Metode EOR telah berfokus pada pemulihan sisa cadangan dari reservoir yang
telah kehabisan energi selama penerapan metode primary recovery dan secondary
recovery. Sebagian besar minyak yang telah diambil dari ladang minyak, telah dicoba
beberapa metode EOR yang menawarkan untuk meningkatkan produksi mulai 30%
hingga 60% (atau lebih banyak) dari original oil in place sebelumnya (Speight, 2009).
2.1.1 EOR DI DUNIA
2.1.2 EOR DI INDONESIA
2.2 CHEMICAL INJECTION EOR
2.3 SURFACTANT INJECTION EOR
Surfaktan (surface active agent) adalah suatu zat yang bersifat aktif
permukaan yang dapat menurunkan tegangan antar muka, antara minyak dan air
karena strukturnya yang amphifilik, yaitu adanya dua gugus yang memiliki derajat
polaritas yang berbeda pada molekul yang sama. Gugus hidrofilik bersifat mudah
larut dalam air, sedangkan gugus hidrofobik bersifat mudah larut dalam minyak
(Pratomo 2005).
Surfaktan biasanya senyawa organik yang amphifilik, berarti mereka terdiri
dari hidrokarbon rantai (kelompok hidrofobik, "ekor") dan kelompok hidrofilik
("kepala"). Oleh karena itu, mereka larut dalam pelarut organik dan air. Mereka
mengadsorpsi atau berkonsentrasi di permukaan atau antarmuka fluida/cairan untuk
mengubah sifat permukaan secara signifikan, khususnya untuk mengurangi tegangan
permukaan atau tegangan antar muka (IFT) (Sheng 2011).

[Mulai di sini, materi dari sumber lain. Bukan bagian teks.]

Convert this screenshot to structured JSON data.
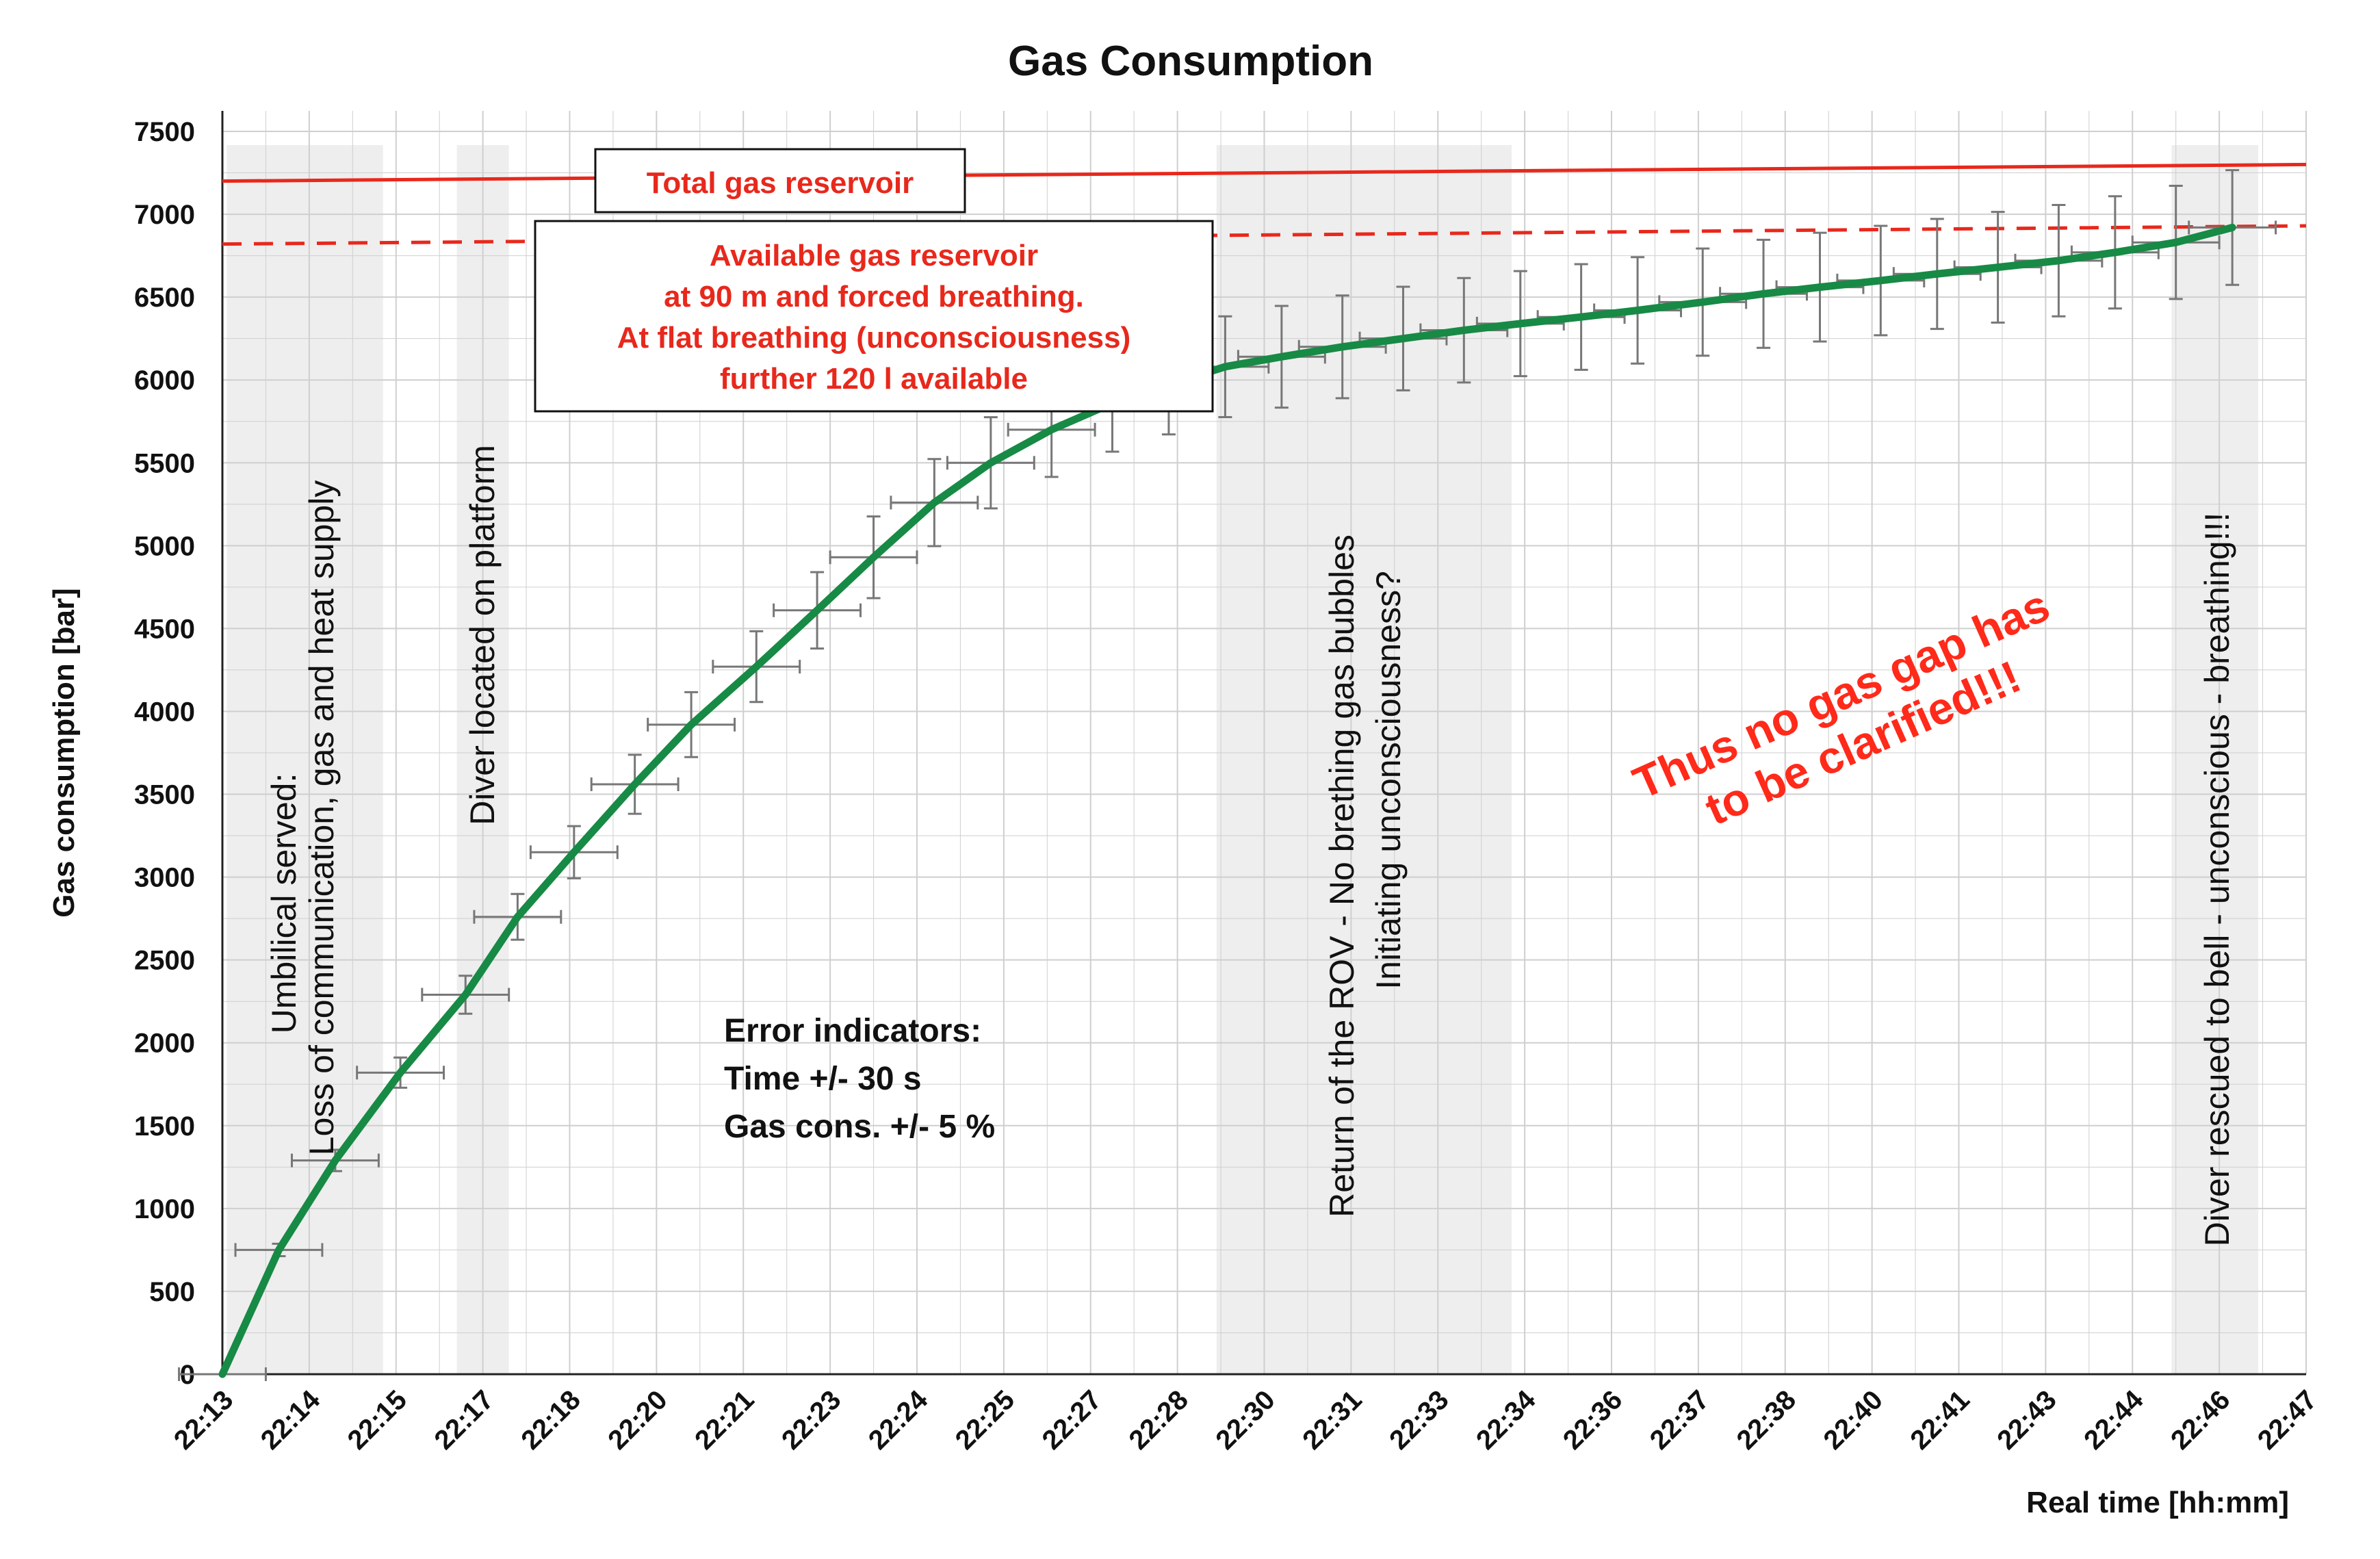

Surfaktan berdasarkan gugus hidrofilnya dibagi menjadi empat kelompok
yaitu surfaktan anionik, surfaktan kationik, surfaktan non-ionik, dan surfaktan
amfoterik (Rosen 2004). Data jumlah konsumsi surfaktan dunia menunjukkan bahwa
surfaktan anionik merupakan surfaktan yang paling banyak digunakan yaitu sebesar
50%, kemudian disusul non-ionik 45%, kationik 4%, dan amfoterik 1% (Watkins
2001).
Surfaktan anionik adalah yang paling banyak digunakan dalam injeksi kimia
untuk Enhanced Oil Recovery karena mereka menunjukkan adsorpsi yang relatif
rendah pada batuan pasir yang permukaannya bermuatan negatif. Surfaktan non ionik
terutama berfungsi sebagai co-surfaktan untuk memperbaiki kelakuan fasa. Meskipun
surfaktan non ionik lebih toleran terhadap salinitas yang tinggi, tetapi sebagian besar
tidak tahan terhadap panas yang tinggi, yang membuat IFT-nya naik pada suhu yang
tinggi. Cukup sering, campuran anionik dan nonionik digunakan untuk meningkatkan
toleransi terhadap salinitas. Surfaktan kationik jarang digunakan dalam reservoir batu
pasir karena adsorpsinya yang tinggi pada bautan pasir, surfaktan kationik sering
digunakan pada batuan digunakan dalam batuan karbonat untuk mengubah wettability
dari oil wet menjadi water wet. Surfaktan zwitterionic mengandung dua kelompok
aktif. Jenis surfaktan nonionik zwitterionic dapat-anionik, atau non ionic tergantung
pH medianya. Surfaktan ini tahan terhadap suhu dan salinitas, tetapi harganya relatif
mahal (Lake 1989).
Menurut Matheson (1996) surfaktan anionik adalah molekul yang bermuatan
negatif pada bagian hidrofilik atau aktif permukaan (surface-active). Sifat hidrofilik
disebabkan karena keberadaan gugus ionik yang sangat besar, seperti gugus sulfat
atau sulfonat. Beberapa contoh surfaktan anionik yaitu linear alkilbenzen sulfonate
(LAS), alkohol sulfat (AS), alkohol eter sulfat (AES), alfa-olefin sulfonate (AOS),
parafin (secondary alkane sulfonate, SAS), dan metil ester sulfonat (MES).